There is an organization in New York. It is open to seniors from age 55 to 90. To become a member a senior must submit an application and application fee. 

It appears to have four principal activities:

·      To provide burial benefits for members and assistance to surviving family

·      To provide information and referrals to seniors regarding burial as well as general concerns

·      To provide organized activities for senior citizens

·      To provide annual scholarships to needy, promising students

The organization charges fees as follows:

·      An application fee of $100 for seniors age 55 to 70

·      An application fee of $150 for seniors age 71 to 90

·      A $30 annual fee

·      A $10 fee every time a member dies

It doesn’t appear unreasonable to me.

There was an interesting and heartwarming twist to their activities: the organization would pay a separate amount directly to the family of a deceased member, pursuant to a Korean tradition. The organization paid, for example, $11 thousand directly to a funeral home and over $3,200 to the family of a deceased member.

Since we are talking about them, you know that the organization went to audit.

The IRS wanted to revoke their tax-exempt status.

Why?

The is an over-arching requirement that a tax-exempt be operated “exclusively” for an exempt purpose. There is some latitude in the “exclusive” requirement, otherwise de minimis and silly stuff could cost an organization its exemption.

Still, what did the IRS see here?

The first is that benefits were available only to members.

COMMENT: The organization had expressed an intent to include nonmembers, but as of the audit year that goal remained aspirational.

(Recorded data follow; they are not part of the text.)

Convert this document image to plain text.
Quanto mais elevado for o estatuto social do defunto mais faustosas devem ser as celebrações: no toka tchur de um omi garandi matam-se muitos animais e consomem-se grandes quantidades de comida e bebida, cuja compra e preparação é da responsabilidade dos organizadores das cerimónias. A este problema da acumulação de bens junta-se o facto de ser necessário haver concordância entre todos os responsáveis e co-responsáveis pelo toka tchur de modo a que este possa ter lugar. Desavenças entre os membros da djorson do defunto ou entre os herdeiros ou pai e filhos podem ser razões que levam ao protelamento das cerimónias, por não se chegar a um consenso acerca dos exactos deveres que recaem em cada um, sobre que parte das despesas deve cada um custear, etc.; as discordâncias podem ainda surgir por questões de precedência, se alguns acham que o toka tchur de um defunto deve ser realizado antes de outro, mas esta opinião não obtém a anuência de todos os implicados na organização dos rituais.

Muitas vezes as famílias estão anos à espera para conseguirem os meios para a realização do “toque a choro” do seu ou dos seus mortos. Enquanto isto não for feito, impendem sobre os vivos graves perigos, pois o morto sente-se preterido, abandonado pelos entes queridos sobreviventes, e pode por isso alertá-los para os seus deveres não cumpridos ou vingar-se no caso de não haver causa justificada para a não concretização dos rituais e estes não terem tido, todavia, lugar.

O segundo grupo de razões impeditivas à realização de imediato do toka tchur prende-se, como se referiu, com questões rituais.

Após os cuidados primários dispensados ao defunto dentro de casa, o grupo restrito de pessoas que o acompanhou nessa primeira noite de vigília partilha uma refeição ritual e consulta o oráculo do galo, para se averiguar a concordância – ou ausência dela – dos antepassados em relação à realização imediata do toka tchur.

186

OBSERVATION: The organization had told the IRS of its intent to include nonmembers when it requested exempt status. Upon audit and failure to find nonmember benefits, the IRS argued that the organization had failed to operate in the manner it had previously represented to the IRS. 

Second is that a member was required to pay dues. In fact, if a member failed to pay dues for 90 days after receiving written notice, the organization could terminate the membership and – with it – the requirement to pay any burial benefits.

COMMENT: Sounds a bit like an insurance company, doesn’t it?

Third is that the amount of burial benefits was based on the number of years the deceased had been a member. A member of 12 years would receive more than a member of 5 years.

The IRS brought big heat. The organization was organized in 1996, applied for exempt status in 1998 and was being audited for 2013.

OK, a reasonable number of years had passed since receiving exempt status.

The organization had reported over $2.3 million in revenues on their Form 990.

Sounds to me like they were doing well.

In 2008 they bought a condominium, paying over $800 grand.

Oh, oh.

You can begin to understand where the IRS was coming from. As operated, the organization was looking like a small insurance company. It was accumulating a bank balance; it had bought real estate. The IRS wanted to see obvious charitable activities. If the organization could swing $800 grand on a condo, then they could shake loose a few dollars and waive dues for someone who was broke. They were operating dangerously close to a private club. That is fine, but do not ask for (c)(3) status.

The organization had a remaining argument: there was no diversion of earnings or money. There couldn’t be, as no benefits occurred until someone passed away.

The Court however separated this argument into two parts:

(1)  The earnings and assets of the organization cannot inure (that is, return to) to a member.

The organization successfully argued this point.

(2)  There must be no private benefit.

This makes more sense if one flips the wording: there must be a public benefit. The Court did not see a public benefit, as the organization was not providing benefits to nonmembers or allowing for reduction or abatement of dues for financial need. Not seeing a public benefit, the Court saw a private benefit.

The organization was operating in a manner too close to a for-profit business, and it lost its tax-exempt status.

I get the technical issues, but I do not agree as vigorously as the Court that there was that much private benefit here. Society has an interest in promoting the causes and issues of senior citizens, and the organization – in its own way – was helping. By aiding seniors with government agencies, it was reducing the strain on social services. By assisting seniors with planning and paying for funeral services, it was reducing costs otherwise defaulting to the municipality.

One would have preferred a warning, an opportunity for the organization to right its course, so to speak. What happened instead was akin to burning down the bridge.  

Still, that is how issues in this area go: one is working on a spectrum. The advisor has to judge whether one is on the safe or the non-safe side of the spectrum.

The Court decided the organization had wandered too far to the non-safe side.

Our case this time was The Korean-American Senior Mutual Association v Commissioner.